No random number generator is perfect. This is why we call them Pseudo Random Number Generators.

Dominique.
 
You really need to look at more than just when it repeats. Ideally you want to be checking for a reasonably flat distribution across the range; possibly via the standard deviation, or just counting the results into buckets and confirming that all buckets are receiving a similar number of data points.
 
You really need to look at more than just when it repeats. Ideally you want to be checking for a reasonably flat distribution across the range; possibly via the standard deviation, or just counting the results into buckets and confirming that all buckets are receiving a similar number of data points.

Right, because that validates the strength of the algorithm and its entropy, rather than a datum from a point in time (or several).
 
That clarifies the port picking quite a bit. But, by those terms, my machines would have always been in "random" mode.

DNS activity could, perhaps, be generating frequent spikes of port allocations. I'd need to do some digging into source to confirm it, but I think BIND will allocate new random ports (via the OS allocator) for each query that it generates. Unbound is probably similar. With several levels of delegation, and corresponding DNSSEC queries, repeating truncated queries via TCP, and querying both IPv4 and IPv6 addresses, resolving a single hostname to address can easily involve quite a few DNS queries.
 
Murph, with that assumption, one could expect to win the lottery just by picking the same combination ticket week after week. Lol!!!
Dominique.

If you didn't have a flat distribution, then indeed you could expect more value from your carefully chosen lottery ticket!
 
Murph, with that assumption, one could expect to win the lottery just by picking the same combination ticket week after week. Lol!!!
Dominique.

Not really. If you only look for repeats, i++; would pass the test until integer overflow. Verifying that the distribution is reasonably flat is essential. Lottery numbers should be a flat distribution, otherwise you could look at past statistics and improve your chances by picking numbers in the hotter part of the distribution. Lotteries rely on the very large number of possible results, combined with a very flat distribution.
 
DNS activity could, perhaps, be generating frequent spikes of port allocations. I'd need to do some digging into source to confirm it, but I think BIND will allocate new random ports (via the OS allocator) for each query that it generates. Unbound is probably similar. With several levels of delegation, and corresponding DNSSEC queries, repeating truncated queries via TCP, and querying both IPv4 and IPv6 addresses, resolving a single hostname to address can easily involve quite a few DNS queries.

Maybe I'll keep one machine around just to see if I can duplicate this scenario. Nothing seems amiss today. The "mode switching" described in the ip() man page means much more involvement within the allocator than simple use of a PRNG - so we shouldn't necessarily blame the latter or blame anything OS related. I'm still leaning towards the stray bit leaking through my firewall as the origin of this thing. It's definitely not normal.

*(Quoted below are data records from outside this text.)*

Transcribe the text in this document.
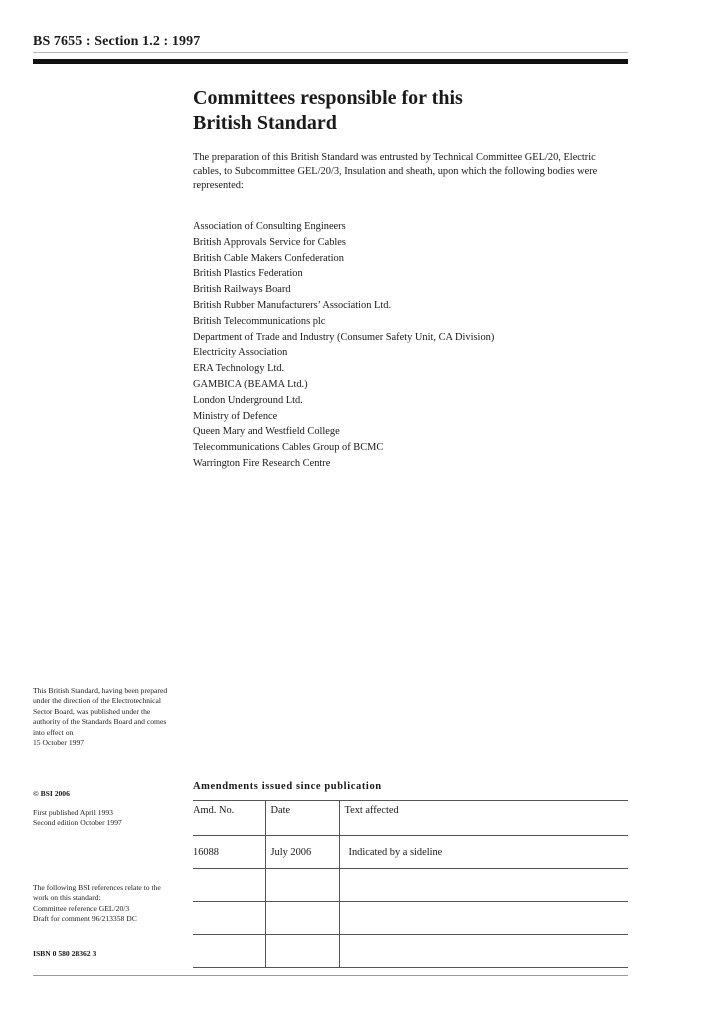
BS 7655 : Section 1.2 : 1997
Committees responsible for this
British Standard

The preparation of this British Standard was entrusted by Technical Committee GEL/20, Electric cables, to Subcommittee GEL/20/3, Insulation and sheath, upon which the following bodies were represented:

Association of Consulting Engineers
British Approvals Service for Cables
British Cable Makers Confederation
British Plastics Federation
British Railways Board
British Rubber Manufacturers’ Association Ltd.
British Telecommunications plc
Department of Trade and Industry (Consumer Safety Unit, CA Division)
Electricity Association
ERA Technology Ltd.
GAMBICA (BEAMA Ltd.)
London Underground Ltd.
Ministry of Defence
Queen Mary and Westfield College
Telecommunications Cables Group of BCMC
Warrington Fire Research Centre
This British Standard, having been prepared under the direction of the Electrotechnical Sector Board, was published under the authority of the Standards Board and comes into effect on
15 October 1997

© BSI 2006

First published April 1993
Second edition October 1997
The following BSI references relate to the work on this standard:
Committee reference GEL/20/3
Draft for comment 96/213358 DC

ISBN 0 580 28362 3

Amendments issued since publication

Amd. No.	Date	Text affected
16088	July 2006	Indicated by a sideline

Update: It's two weeks later, and still there are no further signs of any ports being stuck to #10000. Whatever it happened to be, it is/was an infrequent thing. Glad for that. One other curious item that I didn't mention: The ISP DNS here was excruciatingly slow for about three days in the referenced time frame. It was so slow that I eventually changed the config on everything so it would get DNS from the outside (ISP was averaging over 2 seconds per query, and as long as 5 seconds).